Die eine zu unerfahren, der andere beschädigt – nicht ausgeschlossen, so glaubt man bei den Sozialdemokraten, dass mehr Menschen als erwartet im Herbst sagen werden: »Dann nehmen wir doch den Ansagertypen mit dem Büroleiter-Charme.« Dass am Ende die verlässliche Autorität mehr wiegen könnte als der Reiz des Aufbruchs – darin liegt eine erste Chance von Olaf Scholz. Die zweite liegt darin, dass die SPD zumindest in Grundzügen etwas vorweisen kann, wonach die Union noch sucht: eine Botschaft.

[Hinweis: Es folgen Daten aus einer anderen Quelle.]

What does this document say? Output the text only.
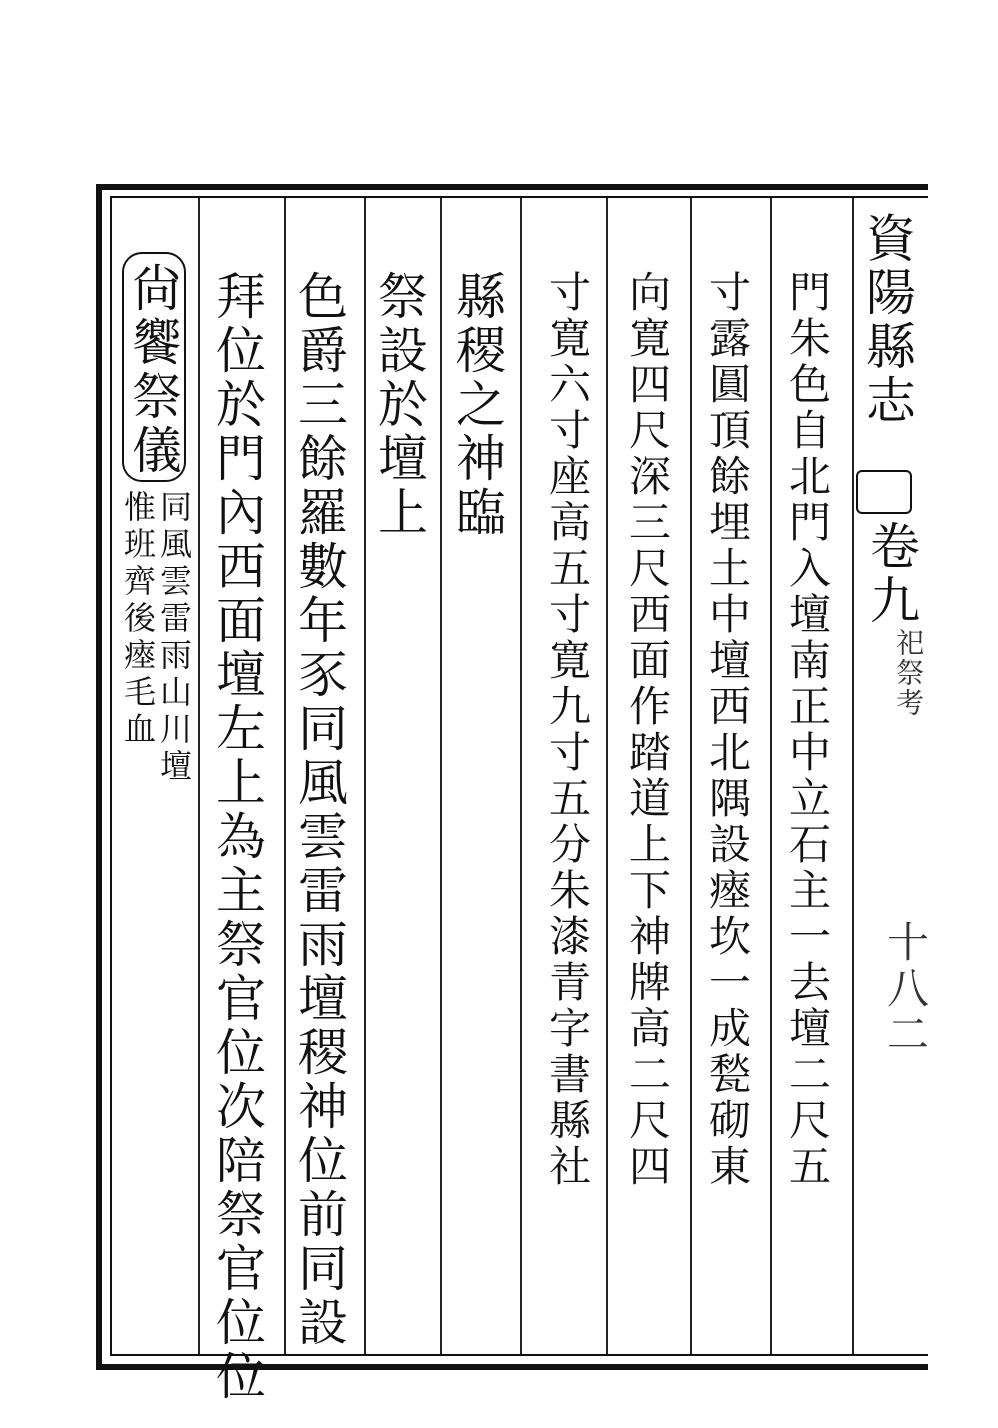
資陽縣志
卷九
祀祭考
十八二
門朱色自北門入壇南正中立石主一去壇二尺五
寸露圓頂餘埋土中壇西北隅設瘞坎一成甃砌東
向寛四尺深三尺西面作踏道上下神牌高二尺四
寸寛六寸座高五寸寛九寸五分朱漆青字書縣社
縣稷之神臨
祭設於壇上
色爵三餘羅數年豕同風雲雷雨壇稷神位前同設
拜位於門內西面壇左上為主祭官位次陪祭官位位
尙饗祭儀
同風雲雷雨山川壇
惟班齊後瘞毛血
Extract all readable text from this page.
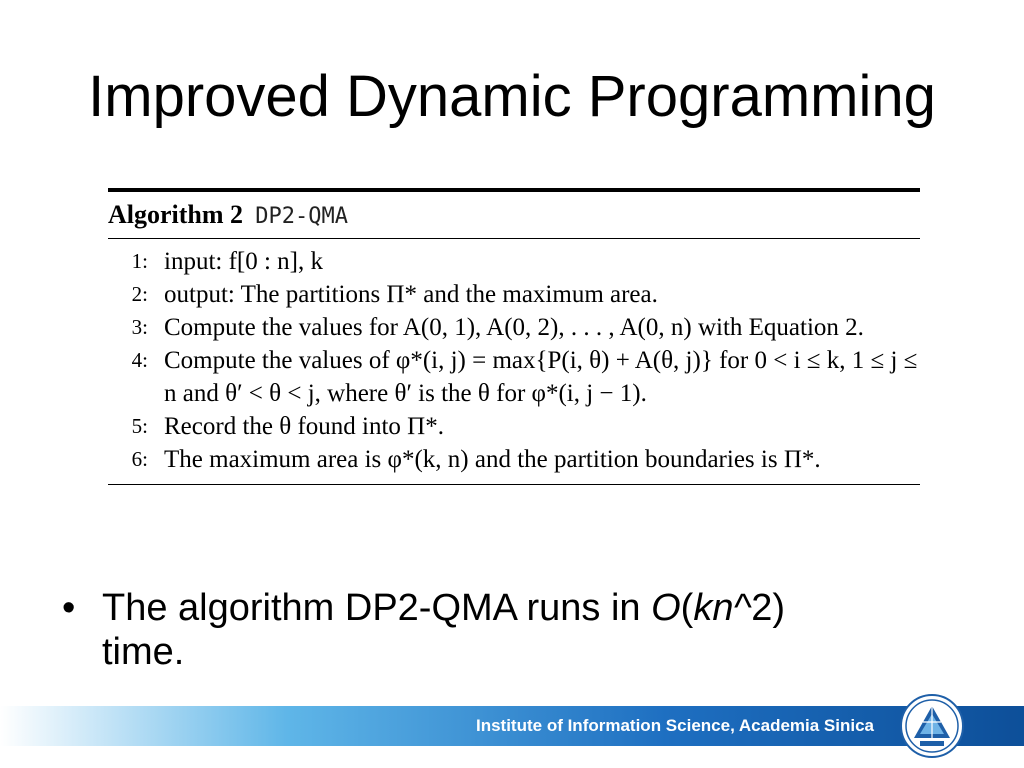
Improved Dynamic Programming
Algorithm 2 DP2-QMA
1: input: f[0 : n], k
2: output: The partitions Π* and the maximum area.
3: Compute the values for A(0, 1), A(0, 2), . . . , A(0, n) with Equation 2.
4: Compute the values of φ*(i, j) = max{P(i, θ) + A(θ, j)} for 0 < i ≤ k, 1 ≤ j ≤ n and θ′ < θ < j, where θ′ is the θ for φ*(i, j − 1).
5: Record the θ found into Π*.
6: The maximum area is φ*(k, n) and the partition boundaries is Π*.
• The algorithm DP2-QMA runs in O(kn^2)
time.
Institute of Information Science, Academia Sinica
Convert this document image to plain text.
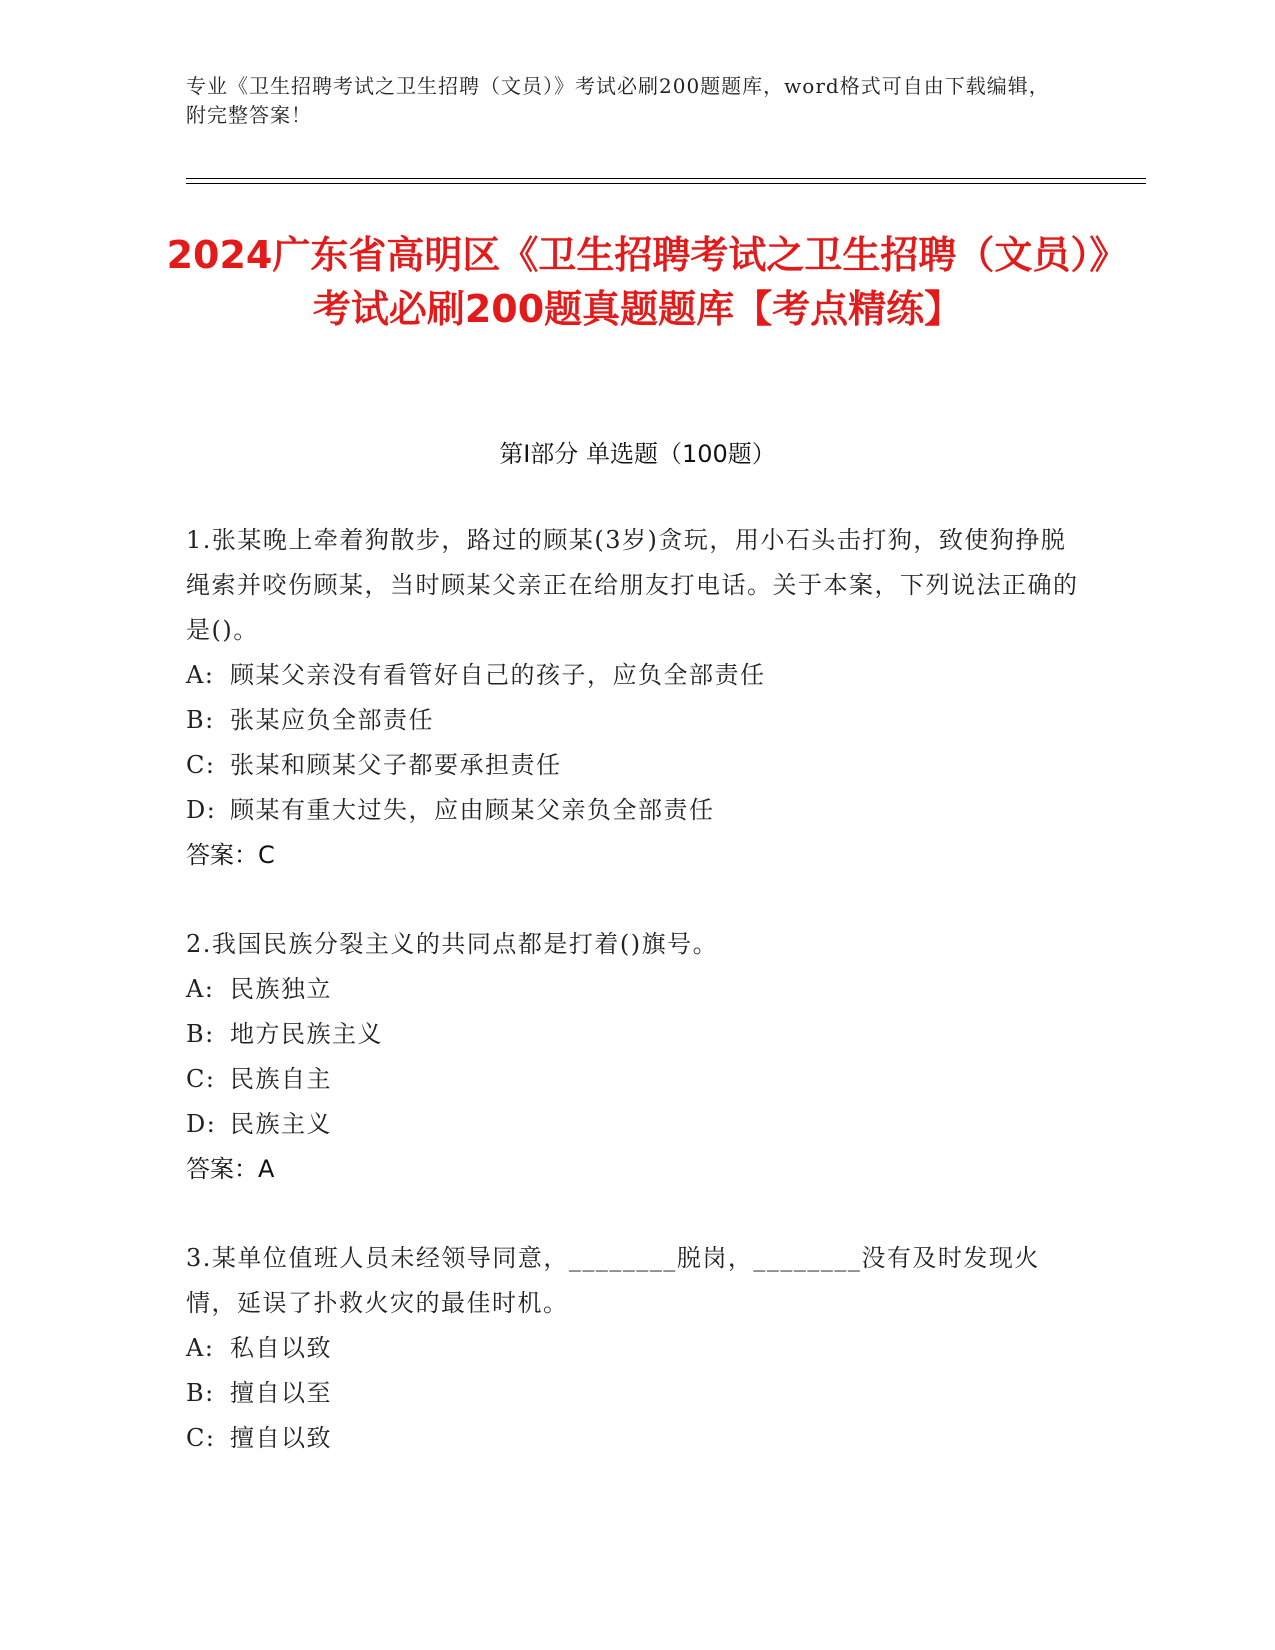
专业《卫生招聘考试之卫生招聘（文员）》考试必刷200题题库，word格式可自由下载编辑，附完整答案！
2024广东省高明区《卫生招聘考试之卫生招聘（文员）》考试必刷200题真题题库【考点精练】
第I部分 单选题（100题）
1.张某晚上牵着狗散步，路过的顾某(3岁)贪玩，用小石头击打狗，致使狗挣脱绳索并咬伤顾某，当时顾某父亲正在给朋友打电话。关于本案，下列说法正确的是()。
A: 顾某父亲没有看管好自己的孩子，应负全部责任
B: 张某应负全部责任
C: 张某和顾某父子都要承担责任
D: 顾某有重大过失，应由顾某父亲负全部责任
答案：C
2.我国民族分裂主义的共同点都是打着()旗号。
A: 民族独立
B: 地方民族主义
C: 民族自主
D: 民族主义
答案：A
3.某单位值班人员未经领导同意，________脱岗，________没有及时发现火情，延误了扑救火灾的最佳时机。
A: 私自以致
B: 擅自以至
C: 擅自以致
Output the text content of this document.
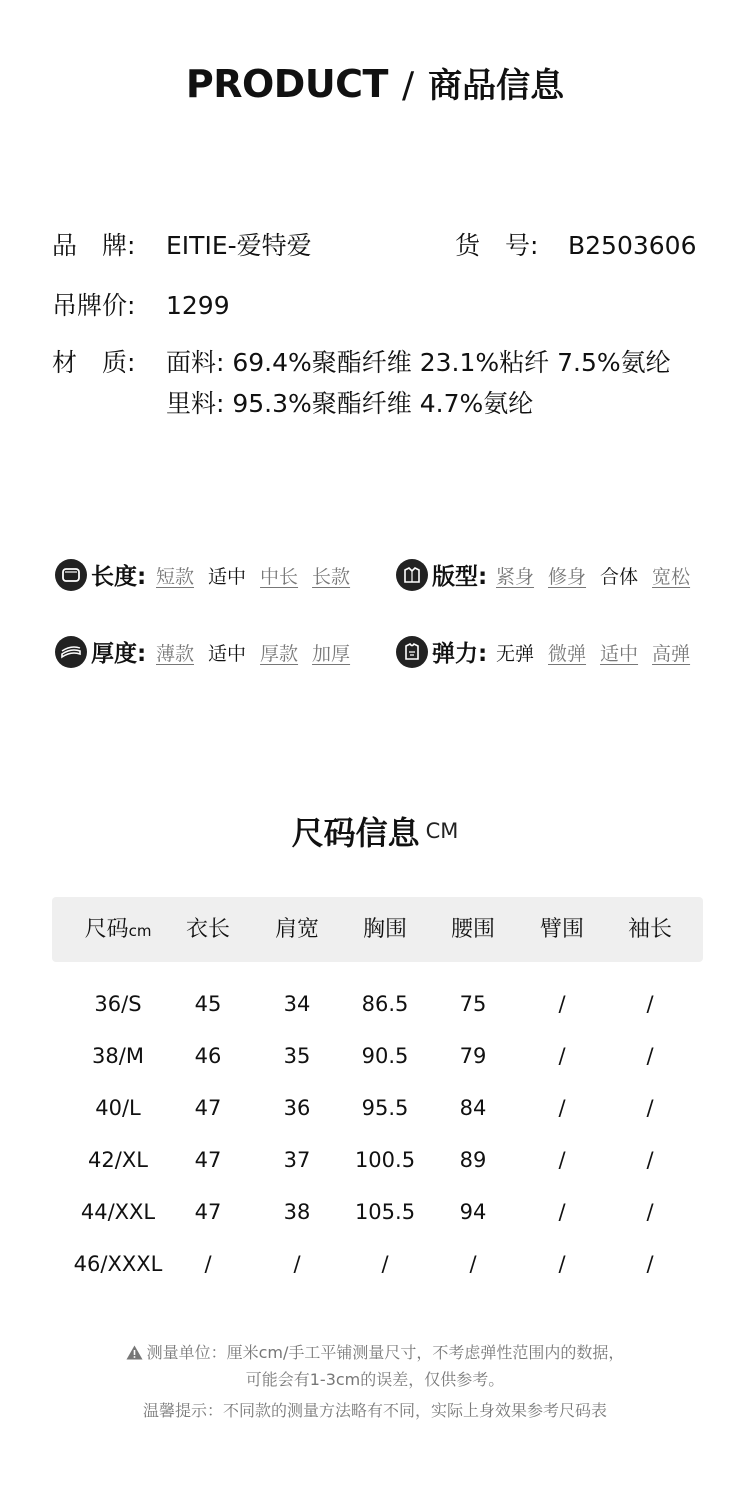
PRODUCT / 商品信息
品　牌: EITIE-爱特爱	货　号: B2503606
吊牌价: 1299
材　质: 面料: 69.4%聚酯纤维 23.1%粘纤 7.5%氨纶
里料: 95.3%聚酯纤维 4.7%氨纶
长度: 短款 适中 中长 长款	版型: 紧身 修身 合体 宽松
厚度: 薄款 适中 厚款 加厚	弹力: 无弹 微弹 适中 高弹
尺码信息 CM
尺码cm	衣长	肩宽	胸围	腰围	臂围	袖长
36/S	45	34	86.5	75	/	/
38/M	46	35	90.5	79	/	/
40/L	47	36	95.5	84	/	/
42/XL	47	37	100.5	89	/	/
44/XXL	47	38	105.5	94	/	/
46/XXXL	/	/	/	/	/	/
测量单位：厘米cm/手工平铺测量尺寸，不考虑弹性范围内的数据，
可能会有1-3cm的误差，仅供参考。
温馨提示：不同款的测量方法略有不同，实际上身效果参考尺码表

Die vergangenen Corona-Monate haben gezeigt, wie krisenanfällig Staat und Land sind: Ein Gesundheitssystem, das Pflegekräfte so lange ausbeutet, bis sie davonlaufen; Gesundheitsämter, für die digitale Vernetzung Science-Fiction ist; Heerscharen von prekär Beschäftigten, die ihren Job verlieren. Schulen, die Lernplattformen erst in dem Moment kennenlernen, da der Unterricht von ihnen abhängt.
Nimmt man andere Krisenerfahrungen – die Finanzkrise, Terroranschläge, den Klimawandel – sowie bestimmte gesellschaftliche Entwicklungen – schwindende soziale Durchlässigkeit, wachsende Einkommensspreizung, explodierende Mieten – hinzu, ergibt sich das Bild eines Gemeinwesens, das sich selbst gefährdet. Aufgabe der Sozialdemokraten ist es, so sehen es ihre Strategen, den Staat widerstandsfähiger zu machen gegen externe Krisen wie interne Spannungen. Der vorsorgende und widerstandsfähige (neudeutsch: resiliente) Staat böte die Rahmenerzählung für einen Wahlkampf, bei dem die SPD Traditionelles (bessere Löhne in der Pflege, bezahlbarer Wohnraum) mit Neuem (klimaneutraler Arbeitsplatz, Kita-Platz per Mausklick) verbinden könnte und zugleich eine weitere Sehnsucht aufgreifen würde: die nach Sicherheit.
Als Vorteil erweist sich hierbei, dass Olaf Scholz mittlerweile aus dem Gefängnis der schwarzen Null ausgebrochen ist, in das er sich selbst und seine Partei lange Zeit eingekerkert hatte. Am benötigten Geld wird der widerstandsfähige Staat jedenfalls nicht scheitern. Und auch die Bevölkerung hat in der Corona-Krise über den Umgang mit Geld etwas gelernt: Ein besseres Gesundheitswesen kann man sich nicht herbeisparen.
Eine entzauberte Baerbock, ein dauerschwacher Laschet, die verlässliche Autorität eines Olaf Scholz und dazu ein Thema, hinter dem sich die Partei versammeln kann und das aus den Krisenerfahrungen der Menschen erwächst – das ist der Mix, auf dem die Hoffnungen der SPD beruhen. Fehlen nur noch zwei Dinge: die nötige Zuspitzung. Und ein Olaf Scholz, der sich endlich aus der Zwangsjacke des Merkel-ergebenen Vizekanzlers befreit und so auftritt, wie die SPD ihn auf und nach ihrem Parteitag am 9. Mai nur noch sehen will – als ihren Kanzlerkandidaten.